Angie siempre cierra el cajón antes de que llegue a acercarme, Lo hace con disimulo, mientras me sonríe y/o guiñe un ojo con una seducción tímida pero serena, certera. Sabe que me inquieta una curiosidad nata de ver qué es lo que se encuentra en ese cajón, debajo de su ropa interior, aquello que tantas veces he visto que mueve, observa y vuelve a guardar con recelo, dibujando en su rostro esa inocencia de puberta que aún lleva por dentro.
Desde los días de nuestro noviazgo en donde apenas nos aventurábamos a tener sexo en su recámara, recuerdo que todo detalle especial que ella llegaba a compartir conmigo, en mayoría, salía debajo del cajón de su ropa interior. Los movimientos con que ella actuaba aún siguen siendo los mismos, y eso, es una de las cosas que Angie ha mantenido tan presente desde entonces y una de las formas en las que más me seduce, cosa que no creo que sepa del todo.
Conozco, a paso exacto, todo el proceso que ella iba efectuando desde nuestra estancia hasta el cajón aquel, con cada movimiento a detalle y el efecto correspondiente que causaba en mi: primero, comenzaba con una serie de pasos cortos a través de la recámara, pasos muy refinados que parecían ser plasmados a pincel, cada uno siempre acompañado de un ligero balanceo de cadera casi imperceptible, mientras, su cabello, se esmeraba en adentrarse en un vaivén místico y tan suyo, haciendo de su peculiar caminar una danza de cortejo basado en su instinto y la irrealidad que viajaba desde su corazón hasta mis exaltadas pupilas.

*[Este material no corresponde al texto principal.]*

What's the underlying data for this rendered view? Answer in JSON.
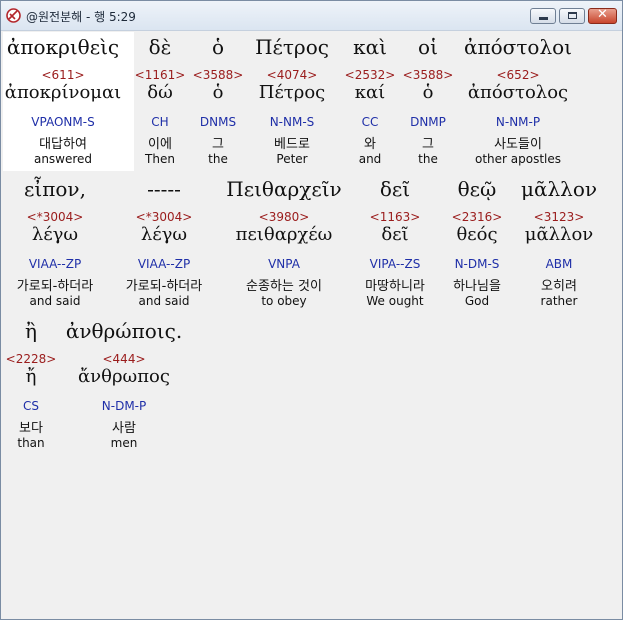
{
  "window": {
    "title": "@원전분해 - 행 5:29",
    "close_glyph": "✕"
  },
  "colors": {
    "strong_number": "#9a1c1c",
    "parsing_code": "#1f2fa8",
    "selected_background": "#ffffff"
  },
  "rows": [
    {
      "words": [
        {
          "greek": "ἀποκριθεὶς",
          "strong": "<611>",
          "lemma": "ἀποκρίνομαι",
          "parse": "VPAONM-S",
          "korean": "대답하여",
          "english": "answered"
        },
        {
          "greek": "δὲ",
          "strong": "<1161>",
          "lemma": "δώ",
          "parse": "CH",
          "korean": "이에",
          "english": "Then"
        },
        {
          "greek": "ὁ",
          "strong": "<3588>",
          "lemma": "ὁ",
          "parse": "DNMS",
          "korean": "그",
          "english": "the"
        },
        {
          "greek": "Πέτρος",
          "strong": "<4074>",
          "lemma": "Πέτρος",
          "parse": "N-NM-S",
          "korean": "베드로",
          "english": "Peter"
        },
        {
          "greek": "καὶ",
          "strong": "<2532>",
          "lemma": "καί",
          "parse": "CC",
          "korean": "와",
          "english": "and"
        },
        {
          "greek": "οἱ",
          "strong": "<3588>",
          "lemma": "ὁ",
          "parse": "DNMP",
          "korean": "그",
          "english": "the"
        },
        {
          "greek": "ἀπόστολοι",
          "strong": "<652>",
          "lemma": "ἀπόστολος",
          "parse": "N-NM-P",
          "korean": "사도들이",
          "english": "other apostles"
        }
      ]
    },
    {
      "words": [
        {
          "greek": "εἶπον,",
          "strong": "<*3004>",
          "lemma": "λέγω",
          "parse": "VIAA--ZP",
          "korean": "가로되-하더라",
          "english": "and said"
        },
        {
          "greek": "-----",
          "strong": "<*3004>",
          "lemma": "λέγω",
          "parse": "VIAA--ZP",
          "korean": "가로되-하더라",
          "english": "and said"
        },
        {
          "greek": "Πειθαρχεῖν",
          "strong": "<3980>",
          "lemma": "πειθαρχέω",
          "parse": "VNPA",
          "korean": "순종하는 것이",
          "english": "to obey"
        },
        {
          "greek": "δεῖ",
          "strong": "<1163>",
          "lemma": "δεῖ",
          "parse": "VIPA--ZS",
          "korean": "마땅하니라",
          "english": "We ought"
        },
        {
          "greek": "θεῷ",
          "strong": "<2316>",
          "lemma": "θεός",
          "parse": "N-DM-S",
          "korean": "하나님을",
          "english": "God"
        },
        {
          "greek": "μᾶλλον",
          "strong": "<3123>",
          "lemma": "μᾶλλον",
          "parse": "ABM",
          "korean": "오히려",
          "english": "rather"
        }
      ]
    },
    {
      "words": [
        {
          "greek": "ἢ",
          "strong": "<2228>",
          "lemma": "ἤ",
          "parse": "CS",
          "korean": "보다",
          "english": "than"
        },
        {
          "greek": "ἀνθρώποις.",
          "strong": "<444>",
          "lemma": "ἄνθρωπος",
          "parse": "N-DM-P",
          "korean": "사람",
          "english": "men"
        }
      ]
    }
  ]
}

Entonces llegaba, girando su rostro a reacción hacia mi ubicación, siendo esto el clímax del acto en el que mi sangre se hervía y, bajo mis pantalones, estallaba el sufrimiento de esa dolorosa erección que ella ni siquiera imaginaba y la cual, yo tanto deseaba. Para estos momentos Angie ya había abierto el cajón, lo adornaba con stickers de una de sus amigas diseñadoras, la lesbiana del cabello largo y negro que, cada que podía, me lanzaba miradas de desprecio y desacuerdo homosexual.

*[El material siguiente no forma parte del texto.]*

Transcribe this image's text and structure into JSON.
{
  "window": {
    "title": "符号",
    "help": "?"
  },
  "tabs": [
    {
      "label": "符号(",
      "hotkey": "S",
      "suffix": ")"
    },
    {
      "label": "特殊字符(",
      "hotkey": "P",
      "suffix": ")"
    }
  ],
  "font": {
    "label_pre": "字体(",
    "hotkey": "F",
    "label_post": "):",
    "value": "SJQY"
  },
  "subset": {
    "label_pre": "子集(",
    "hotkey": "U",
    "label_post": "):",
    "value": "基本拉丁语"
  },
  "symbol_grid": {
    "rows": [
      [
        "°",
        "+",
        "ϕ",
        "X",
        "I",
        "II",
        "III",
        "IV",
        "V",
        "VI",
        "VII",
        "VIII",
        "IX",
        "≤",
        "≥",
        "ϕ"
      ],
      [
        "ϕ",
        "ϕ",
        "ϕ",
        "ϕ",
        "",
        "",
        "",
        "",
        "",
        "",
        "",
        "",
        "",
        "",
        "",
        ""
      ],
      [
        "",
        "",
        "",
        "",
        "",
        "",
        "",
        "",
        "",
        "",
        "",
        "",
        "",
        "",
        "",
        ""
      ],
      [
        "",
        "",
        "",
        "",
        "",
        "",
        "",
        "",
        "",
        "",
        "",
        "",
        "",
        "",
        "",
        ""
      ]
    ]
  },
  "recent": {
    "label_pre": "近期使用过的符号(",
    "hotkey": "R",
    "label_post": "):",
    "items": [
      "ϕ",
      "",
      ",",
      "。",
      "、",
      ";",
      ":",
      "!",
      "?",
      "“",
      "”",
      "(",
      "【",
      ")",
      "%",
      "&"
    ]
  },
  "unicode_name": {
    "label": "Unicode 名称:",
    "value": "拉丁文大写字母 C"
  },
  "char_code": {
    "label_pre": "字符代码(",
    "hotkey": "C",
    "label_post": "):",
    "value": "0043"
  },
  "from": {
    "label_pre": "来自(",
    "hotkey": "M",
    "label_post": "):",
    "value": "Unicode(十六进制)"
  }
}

Tras tener en sus manos el secreto a mostrar, Angie proseguía a mover sus labios hasta formar una sonrisa inocente y casi perversa y, entonces, cerraba el cajón con sus nalgas para, después, dirigirse hacia mi con una mirada baja y un semblante de rubor en sus mejillas. Cada que llegaba hasta la cama o el sillón en donde yo me regocijaba por el acto, me daba aquello que me quería mostrar, narrando alguna historia que acompañara al juguete, obsequio o papel que se tratara, siempre evitando verme a los ojos mientras se refugiaba en caricias que, delicadamente, iba trazando en mis manos hasta el pecho.

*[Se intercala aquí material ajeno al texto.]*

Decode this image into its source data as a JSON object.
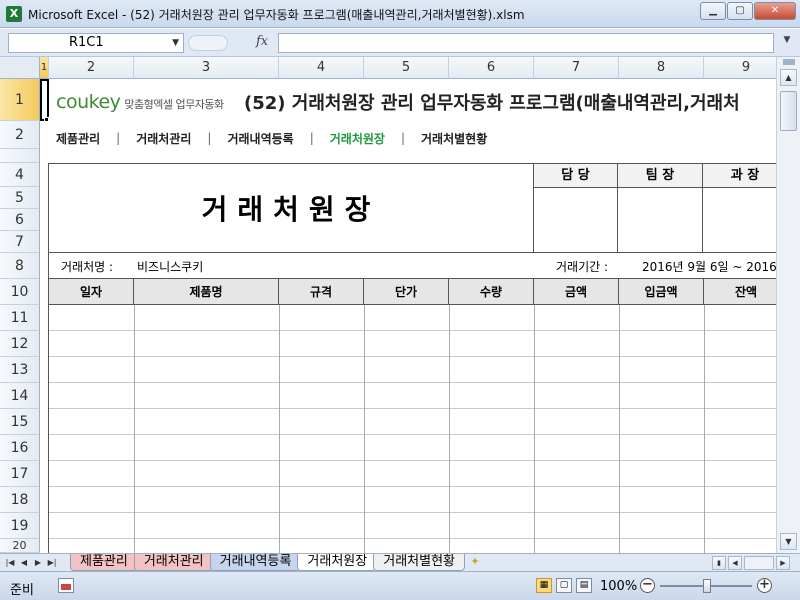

Otras veces he querido asomarme. Han sido varias ocasiones en que, mientras nos arreglamos juntos en la habitación, me he acercado con disimulo de querer alcanzar mi loción o el rastrillo, pero Angie se apresura a sacar sus bragas para que no lo logre. Sabe que quiero ver lo que hay y tal vez también asimila que ya conozco todo eso que esconde con inocencia pero que nunca cambia de lugar, más sin embargo, la cuestión es que nunca he llegado a espiar sin su presencia.
Las verdad es que conozco su vida como la de nadie más y puedo casi asegurar que las cosas que guarda y aún no he visto son cosas tontas, secretos que una mujer guarda por un cariño especial y que, tal vez, ahora poco importe el principal objetivo del objeto, pero el hecho es que no puedo evitar fantasear con todo eso que pueda estar ahí: las cartas de su primer amor, las fotografías de las lesbianas, el dildo amarillo que tanto menciona cuando está ebria. Es una incógnita todo eso y no puedo dejar de pensarlo, quién sabe, tal vez tenga algunos teléfonos o maneras de contactar a otros hombres ahí, otros güeyes que también amen conocer, cada que se la cogen, los secretos que Angie guarda en el cajón de su ropa interior.